Apparently the last recorded instance of the Hobby-Horse dance occurred at Abbot’s Bromley, on which occasion a man carrying the image of a horse between his legs, and armed with a bow and arrow (the emblems of Barry the Sovereign Archer), played the part of Hobby: with him were six companions wearing reindeer heads (the emblems of the Dayspring) who danced the hey and other ancient dances. Tollett supposes the famous hobby horse to be the King of the May “though he now appears as a juggler and a buffoon with a crimson foot-cloth fretted with gold, the golden bit, the purple bridle, and studded with gold, the man’s purple mantle with a golden border which is latticed with purple, his golden crown, purple cap with a red feather, and with a golden knop”.[601]

Figs. 314 to 317.—British. From Akerman.


Fig. 318.—British.

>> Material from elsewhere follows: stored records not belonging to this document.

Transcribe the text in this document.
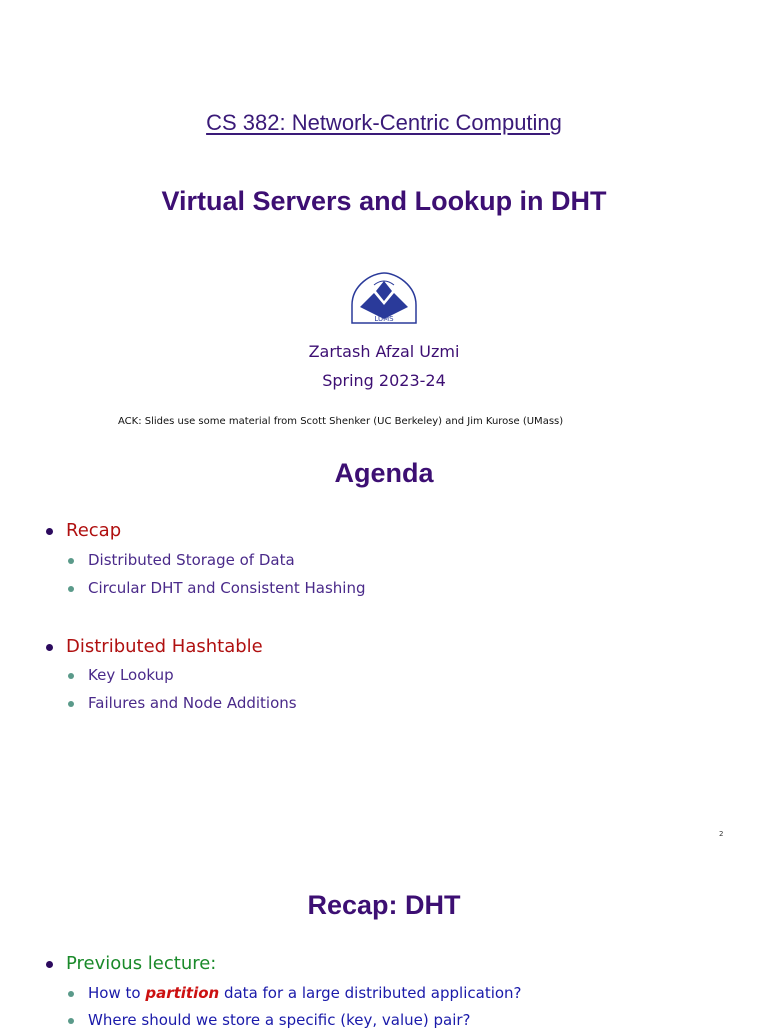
CS 382: Network-Centric Computing
Virtual Servers and Lookup in DHT
LUMS
Zartash Afzal Uzmi
Spring 2023-24
ACK: Slides use some material from Scott Shenker (UC Berkeley) and Jim Kurose (UMass)
Agenda
Recap
Distributed Storage of Data
Circular DHT and Consistent Hashing
Distributed Hashtable
Key Lookup
Failures and Node Additions
2
Recap: DHT
Previous lecture:
How to partition data for a large distributed application?
Where should we store a specific (key, value) pair?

From Camden.

Fig. 319.—Head Dress of the King (N.W. Palace Nimroud). From Nineveh (Layard).

A knop or knob means a boss, protuberance, or rosebud—originally, of course, a wild rosebud which precedes the hip—and it is probably the same word as the Cunob which occurs so frequently in British coins. In Fig. 314 Cunob occurs alone, and I am not sure that Figs. 315 and 318 should not be read Elini Cunob. The knob figured not only on our Hobby Horse, but also as a symbol on the head-dress of Tyrian kings, and there is very little doubt that the charming small figure on the obverse of Cunob Elini is intended for King Ob, or Ep. There is a Knap Hill at Avebury, a Knapton in Yorkshire, and a Knapwell in Suffolk: Knebworth in Herts was Chenepenorde in Domesday, and the imaginary farmer Cnapa or Cnebba, to whom these place-names are assigned, may be equated with the afore-mentioned farmer Heppo of Hepworth.

Knaves Castle (Lichfield), now a small mound—a heap?—is ascribed to “cnafa, a boy or servant, later a knave, a rogue”: Cupid is a notorious little rogue, nevertheless, proverbially Love makes the world go round, and constitutes its nave, navel, hub, or boss: with snob Skeat connotes snopp, meaning a boy or anything stumpy.